Spending millions of rand on turfing, re-equipping and generally modernising the stadium at Lourie Park was a necessary condition of that business expansion. Zillions of football followers would make us all rich. Yeah, yeah!
Since those heady days, many but not all of the propagators of those lies have left the scene with their miserable tails between their legs. Should these decision makers have been the subject of an Inquiry into their rash judgments? Rather like that investigating press and police involvement in phone-hacking in UK (the Leveson Inquiry). Of course not, dopey! This is South Africa.
Anyway, what is the connection between the quiet discontent shown by my ‘general worker’ and something which my restaurant hosts were insistent upon during our meal. They both point to a noticeable decline in Knysna’s economy. Everything is closing down, they both say. Knysna’s life blood is draining away. Cinema gone. Car show room, never opened. Building projects suspended. Distinctly mediocre restaurants closing. FOR RENT signs everywhere in the most prominent down town buildings. Impossible to sell your house, even to the dreaded foreigners (who only a couple of years back were condemned far and wide for ‘driving up Knysna property prices). Now, house sellers would cut off their ears to get hold of foreign money for their property.

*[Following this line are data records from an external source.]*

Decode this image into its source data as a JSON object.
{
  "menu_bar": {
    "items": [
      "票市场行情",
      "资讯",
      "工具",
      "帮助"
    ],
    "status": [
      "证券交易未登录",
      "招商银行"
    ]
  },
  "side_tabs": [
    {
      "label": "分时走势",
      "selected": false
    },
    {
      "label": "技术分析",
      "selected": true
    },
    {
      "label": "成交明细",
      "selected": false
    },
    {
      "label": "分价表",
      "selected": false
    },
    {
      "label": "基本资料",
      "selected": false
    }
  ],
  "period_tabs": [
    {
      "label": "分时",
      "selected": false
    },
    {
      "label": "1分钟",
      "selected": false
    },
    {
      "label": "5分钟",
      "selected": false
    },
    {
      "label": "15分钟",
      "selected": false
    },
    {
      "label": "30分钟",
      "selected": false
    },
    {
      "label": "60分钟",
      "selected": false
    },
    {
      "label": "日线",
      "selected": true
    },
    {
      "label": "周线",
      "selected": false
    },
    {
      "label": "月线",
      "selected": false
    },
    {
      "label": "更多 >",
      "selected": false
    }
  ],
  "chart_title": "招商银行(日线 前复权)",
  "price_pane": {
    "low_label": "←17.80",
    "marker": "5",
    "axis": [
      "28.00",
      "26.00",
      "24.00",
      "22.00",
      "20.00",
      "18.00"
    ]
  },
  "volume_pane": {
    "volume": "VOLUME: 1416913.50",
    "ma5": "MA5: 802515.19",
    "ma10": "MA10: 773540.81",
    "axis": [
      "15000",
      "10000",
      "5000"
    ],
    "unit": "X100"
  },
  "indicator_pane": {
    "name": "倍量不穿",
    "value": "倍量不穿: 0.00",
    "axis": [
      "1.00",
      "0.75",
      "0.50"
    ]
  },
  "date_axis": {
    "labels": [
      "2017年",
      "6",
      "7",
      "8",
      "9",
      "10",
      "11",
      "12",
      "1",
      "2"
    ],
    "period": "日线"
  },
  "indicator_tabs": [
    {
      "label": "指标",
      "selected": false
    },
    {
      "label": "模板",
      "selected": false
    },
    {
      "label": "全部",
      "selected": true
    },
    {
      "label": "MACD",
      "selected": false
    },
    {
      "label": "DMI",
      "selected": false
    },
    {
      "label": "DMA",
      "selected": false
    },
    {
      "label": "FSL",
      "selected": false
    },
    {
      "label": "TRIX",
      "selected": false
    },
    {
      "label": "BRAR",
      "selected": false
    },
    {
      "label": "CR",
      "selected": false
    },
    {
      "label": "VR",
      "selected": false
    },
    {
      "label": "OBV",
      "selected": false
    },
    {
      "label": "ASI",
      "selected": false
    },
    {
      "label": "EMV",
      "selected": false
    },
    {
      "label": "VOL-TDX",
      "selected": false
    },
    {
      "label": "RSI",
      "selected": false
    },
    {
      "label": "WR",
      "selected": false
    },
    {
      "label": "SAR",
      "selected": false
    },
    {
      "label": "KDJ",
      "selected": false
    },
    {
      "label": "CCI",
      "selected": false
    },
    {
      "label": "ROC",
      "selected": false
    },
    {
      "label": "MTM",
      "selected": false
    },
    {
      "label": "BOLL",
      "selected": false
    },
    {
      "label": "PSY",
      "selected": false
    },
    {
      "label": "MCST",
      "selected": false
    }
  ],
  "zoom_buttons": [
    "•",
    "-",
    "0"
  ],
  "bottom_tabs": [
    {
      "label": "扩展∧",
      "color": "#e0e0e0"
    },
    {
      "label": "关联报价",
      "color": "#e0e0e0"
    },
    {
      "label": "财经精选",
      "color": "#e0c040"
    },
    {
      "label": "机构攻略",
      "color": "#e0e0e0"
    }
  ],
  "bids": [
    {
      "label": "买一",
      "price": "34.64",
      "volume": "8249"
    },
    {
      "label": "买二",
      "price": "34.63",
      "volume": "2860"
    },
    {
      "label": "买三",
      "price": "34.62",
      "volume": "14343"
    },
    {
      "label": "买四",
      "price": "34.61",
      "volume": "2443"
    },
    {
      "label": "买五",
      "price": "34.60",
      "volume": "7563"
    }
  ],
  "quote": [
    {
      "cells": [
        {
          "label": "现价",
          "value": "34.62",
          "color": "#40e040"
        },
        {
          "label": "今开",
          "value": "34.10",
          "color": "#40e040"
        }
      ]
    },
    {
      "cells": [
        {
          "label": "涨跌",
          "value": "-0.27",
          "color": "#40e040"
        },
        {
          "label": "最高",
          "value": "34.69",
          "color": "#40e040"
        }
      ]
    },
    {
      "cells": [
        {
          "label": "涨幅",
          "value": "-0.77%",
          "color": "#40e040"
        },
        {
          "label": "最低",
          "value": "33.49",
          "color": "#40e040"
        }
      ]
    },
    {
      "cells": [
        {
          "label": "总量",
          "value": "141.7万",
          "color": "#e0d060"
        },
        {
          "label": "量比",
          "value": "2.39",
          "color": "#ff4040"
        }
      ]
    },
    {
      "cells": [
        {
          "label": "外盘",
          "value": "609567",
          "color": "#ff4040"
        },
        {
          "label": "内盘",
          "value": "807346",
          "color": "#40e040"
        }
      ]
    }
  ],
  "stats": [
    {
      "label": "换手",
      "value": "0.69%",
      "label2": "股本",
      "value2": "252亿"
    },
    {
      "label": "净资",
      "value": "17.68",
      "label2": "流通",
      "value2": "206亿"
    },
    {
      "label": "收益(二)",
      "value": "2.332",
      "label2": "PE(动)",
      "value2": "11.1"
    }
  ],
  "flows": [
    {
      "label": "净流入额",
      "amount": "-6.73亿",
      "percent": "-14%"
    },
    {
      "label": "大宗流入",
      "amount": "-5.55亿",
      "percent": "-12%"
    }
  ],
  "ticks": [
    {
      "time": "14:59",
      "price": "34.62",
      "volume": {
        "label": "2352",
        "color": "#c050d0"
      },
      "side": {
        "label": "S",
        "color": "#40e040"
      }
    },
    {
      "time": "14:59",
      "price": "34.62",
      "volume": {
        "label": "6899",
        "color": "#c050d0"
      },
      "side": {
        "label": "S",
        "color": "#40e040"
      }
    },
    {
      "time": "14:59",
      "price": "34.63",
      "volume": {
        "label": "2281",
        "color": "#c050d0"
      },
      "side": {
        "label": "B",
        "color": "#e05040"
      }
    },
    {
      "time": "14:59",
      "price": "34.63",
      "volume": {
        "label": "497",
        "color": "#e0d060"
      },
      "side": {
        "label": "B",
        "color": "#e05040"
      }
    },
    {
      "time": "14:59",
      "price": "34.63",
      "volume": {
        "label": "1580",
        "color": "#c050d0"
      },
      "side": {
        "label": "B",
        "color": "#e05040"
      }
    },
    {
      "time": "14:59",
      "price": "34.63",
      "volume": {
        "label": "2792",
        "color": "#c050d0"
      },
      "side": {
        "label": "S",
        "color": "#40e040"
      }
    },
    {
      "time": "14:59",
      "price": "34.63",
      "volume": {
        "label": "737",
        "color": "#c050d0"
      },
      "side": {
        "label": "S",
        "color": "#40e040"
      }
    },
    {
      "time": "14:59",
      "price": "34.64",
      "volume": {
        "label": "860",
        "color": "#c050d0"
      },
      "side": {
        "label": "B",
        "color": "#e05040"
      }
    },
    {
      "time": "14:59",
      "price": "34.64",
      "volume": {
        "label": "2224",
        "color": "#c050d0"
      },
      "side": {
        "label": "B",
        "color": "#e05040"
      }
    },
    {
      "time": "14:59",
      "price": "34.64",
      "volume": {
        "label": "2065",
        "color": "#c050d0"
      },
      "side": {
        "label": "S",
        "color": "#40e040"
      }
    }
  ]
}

There is. of course. a world recession (except perhaps in the hell-hole of manufacturing they call China). But it is wrong to imply that ‘we are all suffering’ in equal measure. Because there’s no comparison between the life that many of us lead here, even in these depressed times, and my ‘ten-minute-companion.’ For up-market restaurants still seem to be packed with ‘revelers.’ We consume a meal which costs the equivalent of two days pay for the average ‘general worker,’ if he’s lucky, and then hand over a couple of rand to the car guard, the likes of whom we occasionally grumble about as they lurk around our vehicles. The golf courses are well attended. Those of us who can, take frequent long weekends ‘away’ – a little break to cheer us up. We shoot off on our extravagant holidays, don’t we. Our dogs (which one person responding to my recent blog (see ‘Dog Fart Tax’) told me ‘they’re here to guard us, idiot’) are well fed with imported food and little treats.
And, occasionally, when we have time to think about it for a moment, we sadly acknowledge (yet somehow continue to fear) the presence of that mass of humanity ‘on the hill’ – as if it wasn’t truly part of our community – a disfigured society where perhaps for the most unfortunate, even the bins of up-market restaurants might be raided for their next meal.